Wang Yi, Çin’in Ukrayna meselesi hakkında temel tutumunu şu beş noktadan açıkladı:
1- Çin bütün ülkelerin egemenliği ve toprak bütünlüğüne saygı gösterilmesi ve güvence sağlanması ve Birleşmiş Milletler Tüzüğü’nün amacı ilke ilkelerine somut adımlarla uyulmasında ısrar ediyor. Çin’in bu tutumu her zaman net olduğu gibi, Ukrayna sorununa da uygun olacaktır.
2- Çin ortak, kapsamlı, işbirlikçi ve sürdürülebilir güvenlik konseptinden yana durmaktadır.
3- Çin daima Ukrayna durumundaki gelişimi yakından izliyor ve mevcut durumu görmek istemiyor. Şu an en ivedi görev, ilgili tarafların durumun ciddileşmeye ve kontrol dışına çıkmaya devam etmesini engellemek için gerekli soğukkanlılığı koruması. Sivillerin can ve mal güvenliğinin etkili şekilde güvence altına alınması ve özellikle büyük çaplı insani krizin yaşanmasında kaçınılması.
4-Çin Ukrayna krizini barışçıl yolla çözecek bütün diplomatik çabaları destekleyerek teşvik ediyor. Çin, Rusya ve Ukrayna arasında bir an önce doğrudan diyalog yapılmasını olumlu karşılıyor. Çin aynı zamanda Avrupa ile Rusya arasında eşit diyalog yapılarak, dengeli, etkili ve sürdürülebilir bir Avrupa güvenlik mekanizmasının oluşturulmasını destekliyor.
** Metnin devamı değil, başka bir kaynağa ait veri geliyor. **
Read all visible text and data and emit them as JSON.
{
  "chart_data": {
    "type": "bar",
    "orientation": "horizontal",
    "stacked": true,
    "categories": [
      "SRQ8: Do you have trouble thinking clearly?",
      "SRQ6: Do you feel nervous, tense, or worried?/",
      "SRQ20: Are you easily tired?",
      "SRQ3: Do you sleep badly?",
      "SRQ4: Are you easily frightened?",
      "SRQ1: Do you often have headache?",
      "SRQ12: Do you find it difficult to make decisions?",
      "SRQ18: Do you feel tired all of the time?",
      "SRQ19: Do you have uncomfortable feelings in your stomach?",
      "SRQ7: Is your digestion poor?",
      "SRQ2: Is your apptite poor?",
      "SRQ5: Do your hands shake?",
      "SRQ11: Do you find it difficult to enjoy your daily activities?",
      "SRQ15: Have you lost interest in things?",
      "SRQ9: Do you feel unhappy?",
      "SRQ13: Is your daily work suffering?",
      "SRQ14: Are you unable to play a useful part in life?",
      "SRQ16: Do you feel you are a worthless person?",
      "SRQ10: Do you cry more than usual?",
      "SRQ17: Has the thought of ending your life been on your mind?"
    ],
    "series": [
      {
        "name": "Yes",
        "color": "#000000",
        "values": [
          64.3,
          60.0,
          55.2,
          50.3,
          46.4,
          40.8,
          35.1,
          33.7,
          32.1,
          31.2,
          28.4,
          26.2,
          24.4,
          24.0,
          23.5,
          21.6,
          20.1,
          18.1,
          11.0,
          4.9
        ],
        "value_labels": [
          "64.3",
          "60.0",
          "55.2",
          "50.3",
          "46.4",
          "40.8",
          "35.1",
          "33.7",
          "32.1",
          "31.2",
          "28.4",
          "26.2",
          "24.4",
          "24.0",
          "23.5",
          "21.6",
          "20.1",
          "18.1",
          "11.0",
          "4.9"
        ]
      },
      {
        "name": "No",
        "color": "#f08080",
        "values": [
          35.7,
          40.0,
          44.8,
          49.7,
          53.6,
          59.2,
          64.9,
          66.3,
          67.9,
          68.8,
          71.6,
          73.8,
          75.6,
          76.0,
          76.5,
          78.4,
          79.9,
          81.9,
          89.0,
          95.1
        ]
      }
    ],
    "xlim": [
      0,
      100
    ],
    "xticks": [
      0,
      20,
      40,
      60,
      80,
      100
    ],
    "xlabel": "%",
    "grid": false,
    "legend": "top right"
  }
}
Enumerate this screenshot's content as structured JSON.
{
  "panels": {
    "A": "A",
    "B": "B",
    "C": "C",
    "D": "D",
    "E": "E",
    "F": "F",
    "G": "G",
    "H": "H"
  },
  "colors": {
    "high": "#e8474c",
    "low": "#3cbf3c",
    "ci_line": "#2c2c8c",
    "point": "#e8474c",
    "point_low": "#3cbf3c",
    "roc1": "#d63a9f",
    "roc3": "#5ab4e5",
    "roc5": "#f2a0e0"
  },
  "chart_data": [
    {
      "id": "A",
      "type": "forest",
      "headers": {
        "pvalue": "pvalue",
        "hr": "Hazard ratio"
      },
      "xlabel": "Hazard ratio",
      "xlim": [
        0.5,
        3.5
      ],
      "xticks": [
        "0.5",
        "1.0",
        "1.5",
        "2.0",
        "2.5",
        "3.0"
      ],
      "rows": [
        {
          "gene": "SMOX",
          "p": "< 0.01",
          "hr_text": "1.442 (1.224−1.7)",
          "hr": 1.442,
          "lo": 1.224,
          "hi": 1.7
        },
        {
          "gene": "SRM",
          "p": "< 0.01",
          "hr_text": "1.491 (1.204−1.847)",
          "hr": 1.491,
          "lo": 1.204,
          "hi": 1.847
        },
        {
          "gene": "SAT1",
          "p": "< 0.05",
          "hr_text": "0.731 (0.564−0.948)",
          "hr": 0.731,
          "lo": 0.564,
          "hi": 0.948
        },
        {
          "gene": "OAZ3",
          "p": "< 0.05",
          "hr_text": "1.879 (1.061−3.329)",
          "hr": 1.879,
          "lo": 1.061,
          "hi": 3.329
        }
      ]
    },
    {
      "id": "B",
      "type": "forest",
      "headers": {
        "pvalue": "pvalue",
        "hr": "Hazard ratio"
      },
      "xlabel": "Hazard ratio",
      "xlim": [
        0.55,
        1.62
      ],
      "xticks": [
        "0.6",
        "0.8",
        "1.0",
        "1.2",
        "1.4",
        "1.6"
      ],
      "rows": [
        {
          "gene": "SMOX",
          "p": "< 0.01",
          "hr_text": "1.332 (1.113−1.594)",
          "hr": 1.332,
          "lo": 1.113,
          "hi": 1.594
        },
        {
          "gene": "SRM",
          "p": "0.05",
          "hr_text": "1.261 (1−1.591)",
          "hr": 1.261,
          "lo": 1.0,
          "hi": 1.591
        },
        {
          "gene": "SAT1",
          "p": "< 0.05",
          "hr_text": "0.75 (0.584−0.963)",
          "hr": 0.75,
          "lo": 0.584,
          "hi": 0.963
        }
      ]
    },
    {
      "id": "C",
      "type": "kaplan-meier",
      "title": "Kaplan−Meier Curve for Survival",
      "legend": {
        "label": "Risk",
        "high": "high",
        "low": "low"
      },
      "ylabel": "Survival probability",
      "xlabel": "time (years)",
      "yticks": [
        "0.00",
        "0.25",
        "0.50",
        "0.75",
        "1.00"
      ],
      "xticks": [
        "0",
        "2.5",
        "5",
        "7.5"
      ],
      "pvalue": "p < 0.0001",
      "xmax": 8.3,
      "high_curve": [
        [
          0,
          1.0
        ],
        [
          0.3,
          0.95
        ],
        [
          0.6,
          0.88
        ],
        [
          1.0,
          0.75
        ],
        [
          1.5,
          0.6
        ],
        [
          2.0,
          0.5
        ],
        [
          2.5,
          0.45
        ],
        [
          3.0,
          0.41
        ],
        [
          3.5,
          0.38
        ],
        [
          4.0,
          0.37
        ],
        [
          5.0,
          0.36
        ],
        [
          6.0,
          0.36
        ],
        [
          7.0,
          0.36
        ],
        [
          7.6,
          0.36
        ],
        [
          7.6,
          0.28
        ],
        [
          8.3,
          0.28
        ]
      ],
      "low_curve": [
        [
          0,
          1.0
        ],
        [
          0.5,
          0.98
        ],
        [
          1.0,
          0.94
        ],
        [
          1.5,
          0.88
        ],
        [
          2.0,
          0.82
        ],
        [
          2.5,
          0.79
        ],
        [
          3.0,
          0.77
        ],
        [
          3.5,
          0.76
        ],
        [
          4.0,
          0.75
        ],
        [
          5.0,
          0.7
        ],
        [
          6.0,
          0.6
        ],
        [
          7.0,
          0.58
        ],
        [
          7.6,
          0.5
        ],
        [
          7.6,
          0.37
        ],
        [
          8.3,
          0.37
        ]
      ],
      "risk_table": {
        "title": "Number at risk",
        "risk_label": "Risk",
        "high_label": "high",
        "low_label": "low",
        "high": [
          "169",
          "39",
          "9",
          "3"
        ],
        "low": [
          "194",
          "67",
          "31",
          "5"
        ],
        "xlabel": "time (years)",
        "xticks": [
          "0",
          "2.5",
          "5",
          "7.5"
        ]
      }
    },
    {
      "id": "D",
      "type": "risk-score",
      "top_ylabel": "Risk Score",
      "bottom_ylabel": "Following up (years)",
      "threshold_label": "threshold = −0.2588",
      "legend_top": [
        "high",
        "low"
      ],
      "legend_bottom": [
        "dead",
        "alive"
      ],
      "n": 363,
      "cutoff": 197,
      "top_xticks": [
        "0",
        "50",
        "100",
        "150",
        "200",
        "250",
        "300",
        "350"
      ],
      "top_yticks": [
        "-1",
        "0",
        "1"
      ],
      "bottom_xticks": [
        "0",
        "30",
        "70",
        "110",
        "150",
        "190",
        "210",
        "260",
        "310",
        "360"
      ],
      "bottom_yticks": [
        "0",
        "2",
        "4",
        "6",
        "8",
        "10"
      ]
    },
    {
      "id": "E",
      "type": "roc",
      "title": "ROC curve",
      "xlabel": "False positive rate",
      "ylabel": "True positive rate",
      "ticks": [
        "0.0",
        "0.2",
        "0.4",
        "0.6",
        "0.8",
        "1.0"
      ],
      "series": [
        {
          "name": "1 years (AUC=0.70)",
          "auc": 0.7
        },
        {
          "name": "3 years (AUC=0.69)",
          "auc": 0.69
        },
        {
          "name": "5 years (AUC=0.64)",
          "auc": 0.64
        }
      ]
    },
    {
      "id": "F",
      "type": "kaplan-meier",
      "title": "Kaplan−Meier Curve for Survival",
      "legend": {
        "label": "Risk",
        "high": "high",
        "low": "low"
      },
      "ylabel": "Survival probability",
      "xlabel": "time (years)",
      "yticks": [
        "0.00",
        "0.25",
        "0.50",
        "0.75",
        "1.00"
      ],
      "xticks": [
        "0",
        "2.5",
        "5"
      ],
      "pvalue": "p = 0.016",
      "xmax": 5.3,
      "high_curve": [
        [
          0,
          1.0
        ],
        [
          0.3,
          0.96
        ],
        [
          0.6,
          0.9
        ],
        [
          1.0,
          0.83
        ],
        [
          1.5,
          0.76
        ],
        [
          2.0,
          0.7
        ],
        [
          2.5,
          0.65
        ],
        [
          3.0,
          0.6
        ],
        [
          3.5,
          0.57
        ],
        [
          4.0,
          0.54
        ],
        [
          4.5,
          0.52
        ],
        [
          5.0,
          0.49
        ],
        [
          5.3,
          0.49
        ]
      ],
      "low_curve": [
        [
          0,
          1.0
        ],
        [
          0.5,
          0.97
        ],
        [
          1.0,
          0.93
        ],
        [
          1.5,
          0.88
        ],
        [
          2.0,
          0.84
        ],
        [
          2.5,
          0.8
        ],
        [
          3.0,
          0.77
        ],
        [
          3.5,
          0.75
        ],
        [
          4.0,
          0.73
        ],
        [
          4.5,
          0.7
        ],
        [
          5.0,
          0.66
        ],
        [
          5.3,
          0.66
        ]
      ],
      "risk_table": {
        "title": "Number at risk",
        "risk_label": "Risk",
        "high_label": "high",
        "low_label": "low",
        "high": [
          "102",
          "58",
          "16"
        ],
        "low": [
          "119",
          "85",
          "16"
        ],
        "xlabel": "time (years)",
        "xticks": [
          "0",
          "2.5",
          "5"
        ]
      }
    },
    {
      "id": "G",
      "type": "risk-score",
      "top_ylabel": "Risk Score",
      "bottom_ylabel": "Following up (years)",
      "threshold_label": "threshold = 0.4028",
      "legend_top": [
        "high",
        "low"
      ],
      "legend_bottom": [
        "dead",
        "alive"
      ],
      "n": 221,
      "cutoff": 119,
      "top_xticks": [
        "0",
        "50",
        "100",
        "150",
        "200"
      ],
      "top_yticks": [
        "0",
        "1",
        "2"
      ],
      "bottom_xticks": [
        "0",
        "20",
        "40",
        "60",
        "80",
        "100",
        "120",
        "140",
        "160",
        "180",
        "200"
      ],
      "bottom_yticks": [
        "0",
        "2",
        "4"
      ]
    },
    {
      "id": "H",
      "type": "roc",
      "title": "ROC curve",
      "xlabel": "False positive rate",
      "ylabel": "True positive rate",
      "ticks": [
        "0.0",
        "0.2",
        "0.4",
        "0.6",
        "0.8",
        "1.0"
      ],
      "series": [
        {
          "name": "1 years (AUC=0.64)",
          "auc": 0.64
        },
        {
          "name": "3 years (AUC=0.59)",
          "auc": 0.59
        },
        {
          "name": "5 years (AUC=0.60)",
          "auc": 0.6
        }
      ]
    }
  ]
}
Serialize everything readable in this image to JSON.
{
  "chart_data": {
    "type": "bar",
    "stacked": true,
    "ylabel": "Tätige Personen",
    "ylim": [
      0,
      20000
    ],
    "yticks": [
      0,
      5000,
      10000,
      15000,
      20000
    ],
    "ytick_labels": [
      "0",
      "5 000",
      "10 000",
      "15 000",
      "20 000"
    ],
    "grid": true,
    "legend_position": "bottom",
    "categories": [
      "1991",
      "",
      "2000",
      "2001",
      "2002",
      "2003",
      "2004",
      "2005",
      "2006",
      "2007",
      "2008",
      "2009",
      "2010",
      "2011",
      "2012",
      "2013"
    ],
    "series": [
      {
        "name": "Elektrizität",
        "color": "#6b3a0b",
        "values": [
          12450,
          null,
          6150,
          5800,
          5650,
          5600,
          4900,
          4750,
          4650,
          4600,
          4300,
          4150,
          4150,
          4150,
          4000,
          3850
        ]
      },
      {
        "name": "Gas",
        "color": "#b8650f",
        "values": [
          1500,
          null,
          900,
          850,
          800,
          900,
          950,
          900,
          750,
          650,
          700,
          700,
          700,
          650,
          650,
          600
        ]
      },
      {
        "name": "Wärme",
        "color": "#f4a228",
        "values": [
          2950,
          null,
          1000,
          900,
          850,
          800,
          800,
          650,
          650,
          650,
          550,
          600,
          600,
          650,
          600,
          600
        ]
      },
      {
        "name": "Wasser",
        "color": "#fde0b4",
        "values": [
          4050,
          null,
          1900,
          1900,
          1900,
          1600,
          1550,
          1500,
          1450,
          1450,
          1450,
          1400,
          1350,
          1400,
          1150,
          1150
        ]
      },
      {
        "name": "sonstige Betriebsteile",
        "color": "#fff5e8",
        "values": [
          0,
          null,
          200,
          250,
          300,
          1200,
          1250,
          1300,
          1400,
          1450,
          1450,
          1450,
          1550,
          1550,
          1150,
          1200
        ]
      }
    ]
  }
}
5-Çin, Birleşmiş Milletler Güvenlik Konseyi’nin (BMGK) Ukrayna sorunu üzerinde yapıcı rol oynaması, bölge barışı ve istikrarı ile bütün ülkelerin genel güvenliğine öncelik vermesi gerektiği görüşünde bulunuyor.
Wang Yi, Çin’in BMGK’e daimi üye ülke ve sorumlu bir büyük ülke olarak, daima uluslararası yükümlülükleri yerine getirdiğini ve dünya barışı ile istikrarını savunmada yapıcı rol oynadığını söyledi.
Çin’in barışçıl kalkınma yolunu izlemede ve insanlığın kader ortaklığını inşa etmede ısrar ettiğini vurgulayan Wang Yi, her türlü hegemonik kuvvetlere karşı çıkmaya ve gelişmekte olan ülkelerin, özellikle orta ve küçük ülkelerin meşru ile yasal hak ve çıkarlarını kararlılıkla savunmaya devam edeceklerini ifade etti.